In this regard, two things came across our radar recently that we’d like to
share: sharding via Jest, and a (free) way to parallelize Cypress.io integration
tests via CircleCI’s split
command.
Sharding in Jest
“What is sharding?” Good question! In short, it means “a small part of a whole”. The database community has employed sharding techniques for decades, where a large database is split up into smaller, more manageable chunks, usually to improve performance at scale. The same idea can be applied to any process or task involving a lot of data, including tests.
Think about it like this. Imagine an app that has thousands of tests. One can
open up their terminal and run yarn test
and execute all of the tests at once
in a single process, or one can open two terminal tabs and run
yarn test src/utils
and yarn test src/routes
, and have both processes
allocate a pool of memory to complete each (smaller) subset of tasks. Because
each process has its own memory pool the performance characteristics are
generally better, and thus the overall time required to run our tests is reduced
/ decreased. Running each of these commands scoped to a particular folder is
easy enough, but in a CI environment this is somewhat cumbersome; we’d need to
define two new jobs and then the conditions in which they run, increasing the
scope and complexity of our configuration file.

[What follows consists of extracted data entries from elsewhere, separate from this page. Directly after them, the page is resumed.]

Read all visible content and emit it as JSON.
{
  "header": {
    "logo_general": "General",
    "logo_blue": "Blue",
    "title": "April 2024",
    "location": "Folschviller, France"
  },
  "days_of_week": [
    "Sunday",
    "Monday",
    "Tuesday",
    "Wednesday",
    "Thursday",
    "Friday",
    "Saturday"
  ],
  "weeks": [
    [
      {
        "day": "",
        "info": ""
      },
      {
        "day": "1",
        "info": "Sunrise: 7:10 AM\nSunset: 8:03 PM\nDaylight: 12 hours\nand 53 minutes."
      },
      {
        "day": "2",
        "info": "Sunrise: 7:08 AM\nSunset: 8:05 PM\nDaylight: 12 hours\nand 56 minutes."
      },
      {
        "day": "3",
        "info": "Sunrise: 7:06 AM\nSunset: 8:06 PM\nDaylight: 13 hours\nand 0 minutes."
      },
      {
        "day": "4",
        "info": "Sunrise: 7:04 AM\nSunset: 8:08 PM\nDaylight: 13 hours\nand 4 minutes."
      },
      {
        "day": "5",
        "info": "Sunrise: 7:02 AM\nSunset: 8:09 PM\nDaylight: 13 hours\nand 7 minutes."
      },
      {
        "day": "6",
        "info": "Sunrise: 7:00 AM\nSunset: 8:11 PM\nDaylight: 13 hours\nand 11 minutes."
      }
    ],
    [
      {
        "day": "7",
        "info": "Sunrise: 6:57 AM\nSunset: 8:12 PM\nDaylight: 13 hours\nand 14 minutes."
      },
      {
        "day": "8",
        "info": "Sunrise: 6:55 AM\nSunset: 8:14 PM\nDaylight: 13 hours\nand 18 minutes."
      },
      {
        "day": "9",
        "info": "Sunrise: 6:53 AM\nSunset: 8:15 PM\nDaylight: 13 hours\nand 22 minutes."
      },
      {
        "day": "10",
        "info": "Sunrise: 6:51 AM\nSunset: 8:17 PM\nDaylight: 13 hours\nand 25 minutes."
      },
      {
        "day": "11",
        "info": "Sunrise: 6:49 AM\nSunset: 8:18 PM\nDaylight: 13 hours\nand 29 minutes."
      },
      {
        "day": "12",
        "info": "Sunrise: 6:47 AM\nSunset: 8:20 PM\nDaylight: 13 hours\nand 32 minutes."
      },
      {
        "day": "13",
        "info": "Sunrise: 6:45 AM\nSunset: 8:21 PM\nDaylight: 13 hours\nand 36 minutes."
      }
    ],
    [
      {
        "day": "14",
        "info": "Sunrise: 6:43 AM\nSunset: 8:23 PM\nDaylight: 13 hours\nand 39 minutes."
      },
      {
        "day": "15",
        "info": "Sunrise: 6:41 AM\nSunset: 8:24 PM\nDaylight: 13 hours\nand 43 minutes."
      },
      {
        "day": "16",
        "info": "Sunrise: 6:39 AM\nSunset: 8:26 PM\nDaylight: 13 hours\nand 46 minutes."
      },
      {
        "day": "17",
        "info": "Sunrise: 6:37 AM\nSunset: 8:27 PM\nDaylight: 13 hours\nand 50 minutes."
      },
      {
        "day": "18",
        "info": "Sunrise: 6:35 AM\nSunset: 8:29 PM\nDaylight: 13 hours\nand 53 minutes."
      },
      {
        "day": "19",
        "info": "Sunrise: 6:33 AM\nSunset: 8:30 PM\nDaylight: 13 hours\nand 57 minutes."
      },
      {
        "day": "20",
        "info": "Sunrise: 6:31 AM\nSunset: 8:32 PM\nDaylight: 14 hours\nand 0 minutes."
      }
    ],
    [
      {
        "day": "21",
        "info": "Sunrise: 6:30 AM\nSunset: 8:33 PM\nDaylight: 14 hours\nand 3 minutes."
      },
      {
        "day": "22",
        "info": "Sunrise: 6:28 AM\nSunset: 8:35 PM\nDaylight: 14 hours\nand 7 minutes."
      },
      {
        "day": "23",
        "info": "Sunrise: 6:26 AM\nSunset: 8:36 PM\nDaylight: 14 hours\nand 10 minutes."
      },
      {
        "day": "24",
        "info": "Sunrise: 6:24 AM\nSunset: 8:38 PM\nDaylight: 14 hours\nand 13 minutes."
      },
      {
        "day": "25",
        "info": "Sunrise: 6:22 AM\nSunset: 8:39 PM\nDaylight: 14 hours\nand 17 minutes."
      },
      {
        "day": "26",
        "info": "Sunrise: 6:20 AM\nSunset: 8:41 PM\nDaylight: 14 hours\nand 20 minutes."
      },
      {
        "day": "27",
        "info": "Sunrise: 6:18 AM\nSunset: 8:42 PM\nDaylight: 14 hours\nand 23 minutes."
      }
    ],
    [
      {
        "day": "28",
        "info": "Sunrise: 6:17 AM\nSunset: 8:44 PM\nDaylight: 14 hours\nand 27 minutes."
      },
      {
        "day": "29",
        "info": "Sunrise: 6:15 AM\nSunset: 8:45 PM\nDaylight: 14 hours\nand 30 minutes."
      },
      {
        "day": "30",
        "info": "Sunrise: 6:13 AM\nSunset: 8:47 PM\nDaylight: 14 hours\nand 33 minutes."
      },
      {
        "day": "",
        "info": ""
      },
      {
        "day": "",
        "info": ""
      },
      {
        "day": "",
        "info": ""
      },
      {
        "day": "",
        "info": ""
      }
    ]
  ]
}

This is where Jest’s new sharding feature comes into play, which taps nicely into most modern CI runners. Using a hypothetical app containing 100 tests, here’s a quick example of how it works:
$ yarn jest --shard 1/5
What this says is: take the total number of tests (100), divide them into five buckets (containing 20 tests each), and execute the test runner against the first bucket (the first 20 tests). Continuing:
$ yarn jest --shard 2/5
Now take the second bucket and execute the next 20 tests – and so on. Simple enough.

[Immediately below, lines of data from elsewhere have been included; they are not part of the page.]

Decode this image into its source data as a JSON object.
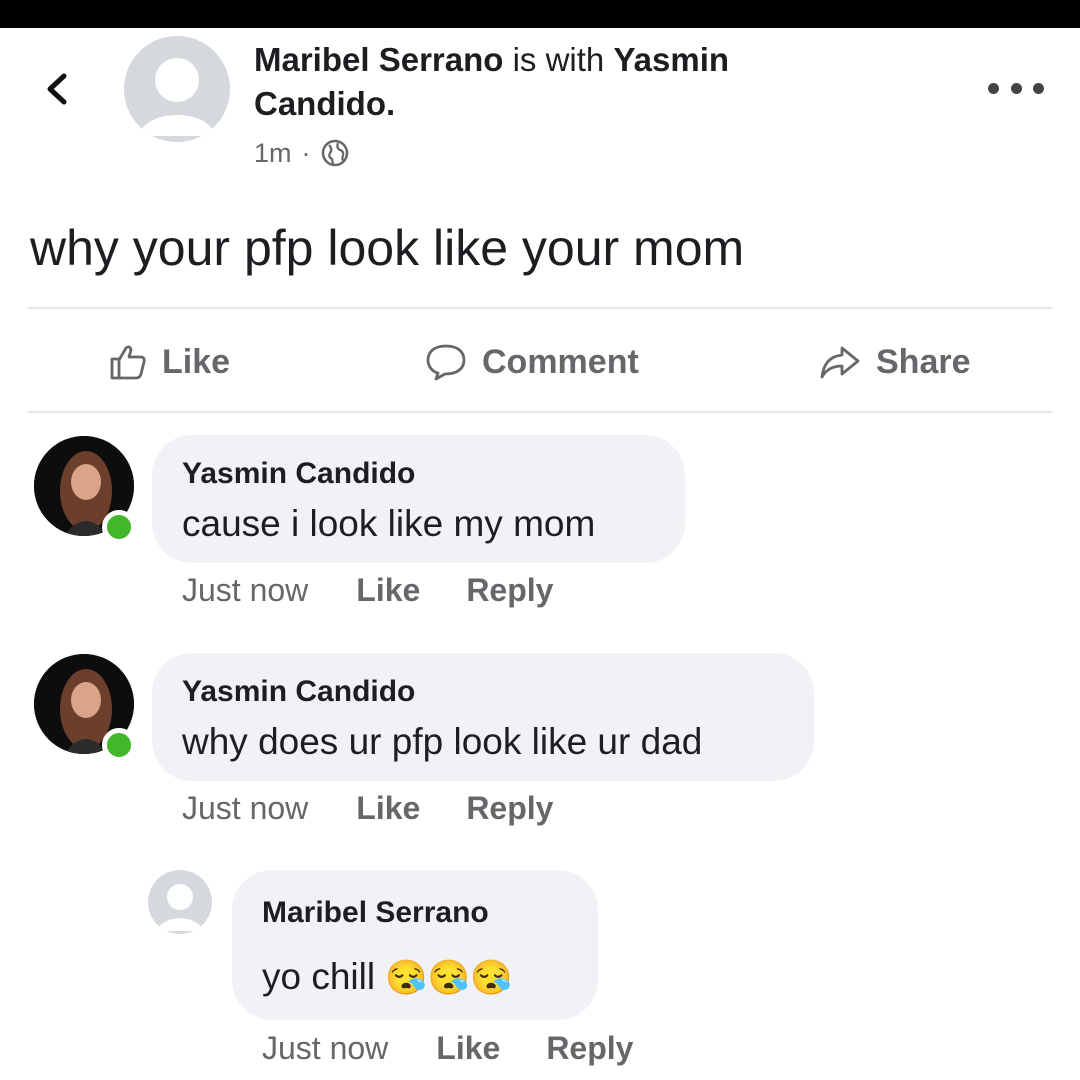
{
  "post": {
    "author": "Maribel Serrano",
    "with_text": "is with",
    "tagged": "Yasmin",
    "tagged_line2": "Candido.",
    "time": "1m",
    "separator": "·",
    "text": "why your pfp look like your mom"
  },
  "icons": {
    "back": "chevron-left-icon",
    "more": "more-dots-icon",
    "audience": "globe-icon",
    "like": "thumbs-up-icon",
    "comment": "speech-bubble-icon",
    "share": "share-arrow-icon",
    "emoji": "sleepy-face-emoji"
  },
  "actions": {
    "like": "Like",
    "comment": "Comment",
    "share": "Share"
  },
  "comments": [
    {
      "author": "Yasmin Candido",
      "text": "cause i look like my mom",
      "time": "Just now",
      "like": "Like",
      "reply": "Reply"
    },
    {
      "author": "Yasmin Candido",
      "text": "why does ur pfp look like ur dad",
      "time": "Just now",
      "like": "Like",
      "reply": "Reply"
    },
    {
      "author": "Maribel Serrano",
      "text": "yo chill",
      "emoji": "😪😪😪",
      "time": "Just now",
      "like": "Like",
      "reply": "Reply"
    }
  ],
  "colors": {
    "online": "#42b72a",
    "bubble": "#f0f2f5",
    "secondary_text": "#65676b"
  }
}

Taking this further, we could turn this into a bash loop, including an &
symbol to run things in parallel and automating some of the redundancy away:
BUCKETS=5
for i in {1..${BUCKETS}}
do
yarn jest --shard $i/$BUCKETS &
done
For many the above snippet should be sufficient to speed up your test suite, but who wants to write bash loops? Thankfully, most modern CI task runners contain the ability to split jobs into separate processes programatically and so this kind of logic is unnecessary.
Here’s how to do this in Circle CI:
test:
parallelism: 5
steps:
- run: yarn test --shard=$(expr $CIRCLE_NODE_INDEX + 1)/$CIRCLE_NODE_TOTAL
Set a parallelism
value, and drop the jest
command into a cool one-liner.
The variable CIRCLE_NODE_INDEX
refers to which container index the job is
running on, and CIRCLE_NODE_TOTAL
points to the value of parallelism
.
On Artsy.net, we’ve been able to reduce the average time it takes to run our unit tests from around ~10 minutes per PR to just above 2m. A 4-5x performance improvement.

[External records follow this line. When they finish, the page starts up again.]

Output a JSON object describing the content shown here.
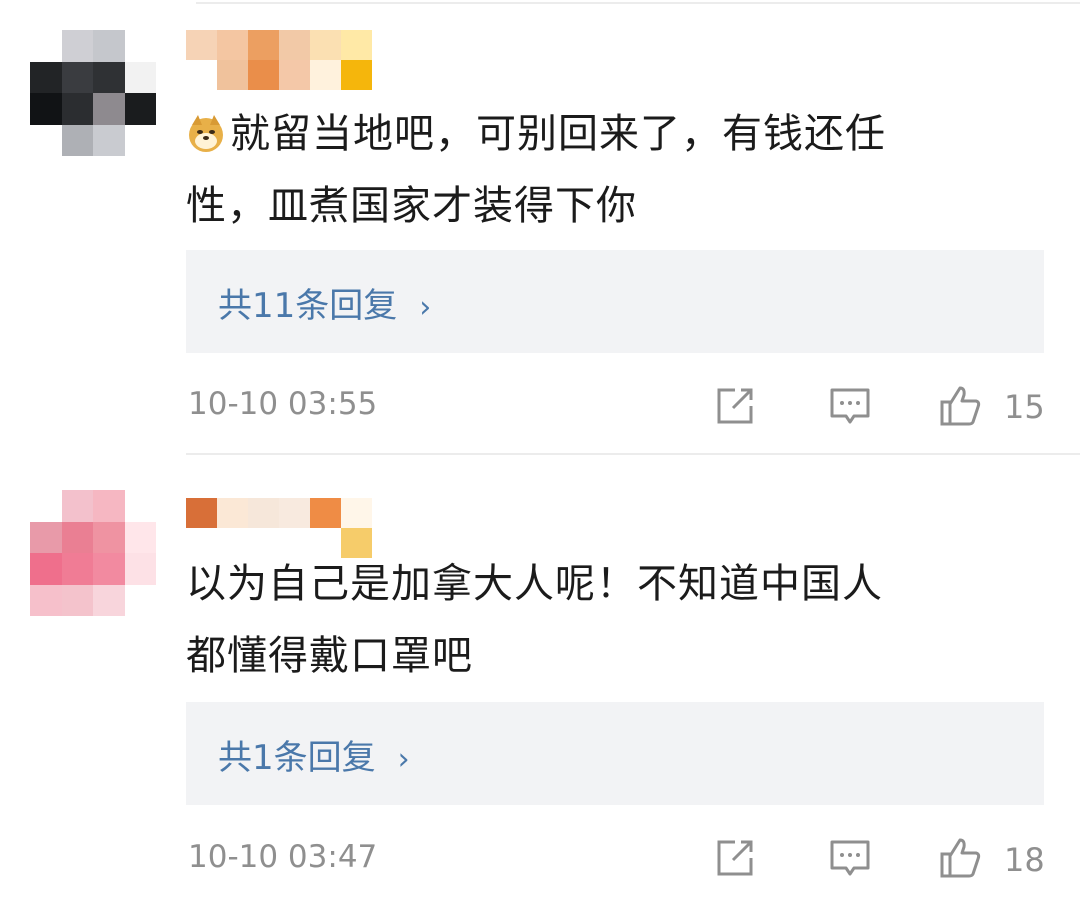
{
  "comments": [
    {
      "text_line1": "就留当地吧，可别回来了，有钱还任",
      "text_line2": "性，皿煮国家才装得下你",
      "emoji": "doge-emoji",
      "replies_label": "共11条回复",
      "time": "10-10 03:55",
      "likes": "15",
      "avatar_colors": [
        "#ffffff",
        "#cfcfd4",
        "#c5c7cc",
        "#ffffff",
        "#222426",
        "#3a3c40",
        "#2f3134",
        "#f2f2f2",
        "#111315",
        "#2b2d30",
        "#8e8a8f",
        "#1a1c1e",
        "#ffffff",
        "#aeb0b5",
        "#c9cbd0",
        "#ffffff"
      ],
      "name_colors": [
        "#f6d3b6",
        "#f4c6a2",
        "#ec9f61",
        "#f2c9a7",
        "#fbe0b2",
        "#ffe9a6",
        "#ffffff",
        "#f0c29c",
        "#ea8e4a",
        "#f4c8a8",
        "#fff2dd",
        "#f5b60c"
      ]
    },
    {
      "text_line1": "以为自己是加拿大人呢！不知道中国人",
      "text_line2": "都懂得戴口罩吧",
      "replies_label": "共1条回复",
      "time": "10-10 03:47",
      "likes": "18",
      "avatar_colors": [
        "#ffffff",
        "#f3c1cc",
        "#f6b7c2",
        "#ffffff",
        "#e89aa9",
        "#ea7f93",
        "#ef93a2",
        "#ffe6ea",
        "#ef6f8c",
        "#f07c95",
        "#f28aa0",
        "#fde1e6",
        "#f6c0cb",
        "#f4c3cc",
        "#f8d5dc",
        "#ffffff"
      ],
      "name_colors": [
        "#d86f38",
        "#fbe8d6",
        "#f6e7da",
        "#f8eadf",
        "#ef8c45",
        "#fff6e9",
        "#ffffff",
        "#ffffff",
        "#ffffff",
        "#ffffff",
        "#ffffff",
        "#f6cc6a"
      ]
    }
  ],
  "icons": {
    "share": "share-icon",
    "reply": "reply-icon",
    "like": "like-icon",
    "chevron": "chevron-right-icon"
  },
  "colors": {
    "link": "#4a78aa",
    "meta": "#8f8f8f",
    "reply_bg": "#f2f3f5"
  }
}
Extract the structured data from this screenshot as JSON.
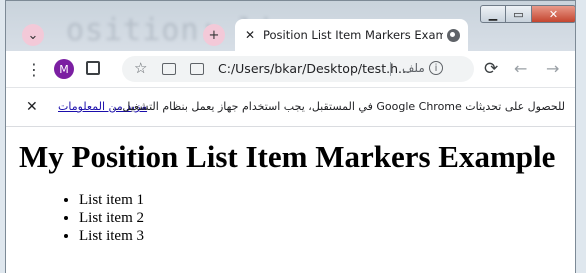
{
  "background_text": "osition: li",
  "tab": {
    "title": "Position List Item Markers Examp",
    "close_glyph": "✕"
  },
  "tabstrip": {
    "tab_search_glyph": "⌄",
    "new_tab_glyph": "+"
  },
  "window_controls": {
    "minimize": "▁",
    "maximize": "▭",
    "close": "✕"
  },
  "toolbar": {
    "menu_glyph": "⋮",
    "profile_initial": "M",
    "reload_glyph": "⟳",
    "back_glyph": "←",
    "forward_glyph": "→",
    "star_glyph": "☆",
    "address": {
      "url": "C:/Users/bkar/Desktop/test.h...",
      "scheme_label": "ملف",
      "info_glyph": "i"
    }
  },
  "infobar": {
    "close_glyph": "✕",
    "learn_more": "مزيد من المعلومات",
    "message": "للحصول على تحديثات Google Chrome في المستقبل، يجب استخدام جهاز يعمل بنظام التشغيل..."
  },
  "page": {
    "heading": "My Position List Item Markers Example",
    "items": [
      "List item 1",
      "List item 2",
      "List item 3"
    ]
  }
}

Parallelizing Cypress.io Integration Tests (For Free)
For those who want robust integration test coverage, Cypress.io has
been a game-changer due to its reliability and ease of use. Here at Artsy we use
it in a number of apps, most notably
Integrity. One complaint, however, is just
how slow it is. This is reasonable; Cypress is simulating a user browsing your
website and sometimes a user needs to do x
and y
(such as logging in) before
they can do z
. At scale this can really slow things down and lead to
bottlenecks, especially if deploys are dependent on all of your integration
tests passing.
The Cypress.io team has recognized this bottleneck and released the
Cypress Dashboard, a
paid product which includes the ability to unlock parallelized tests on your CI.
For those willing to pay for another SAAS product this will get the job done
well, but for those with leaner budgets there’s another way to accomplish this
for free, and on CircleCI it’s very easy to setup via the
CircleCI CLI command split
.
You can check out the full example here, but in short:
integration:
parallelism: 5
run: |
TESTS=$(circleci tests glob "cypress/integration" | circleci tests split | paste -sd ',')
cypress run --spec $TESTS
We use the circleci tests glob
command to gather all of our tests, and then
pipe that into the circleci tests split
which will divide our tests into
buckets, similar to how Jest’s --shard
command works up above. We then assign
that to a $TESTS
variable and pass it into cypress run --spec $TESTS
.
CircleCI sees the parallelism
prop in the config and automatically divides our
tests into 5 separate containers, each running a small subset of our integration
tests in parallel.
On Artsy.net, our smoke tests times have gone from around ~7m on average down to ~3m. A huge reduction for only a few lines of config!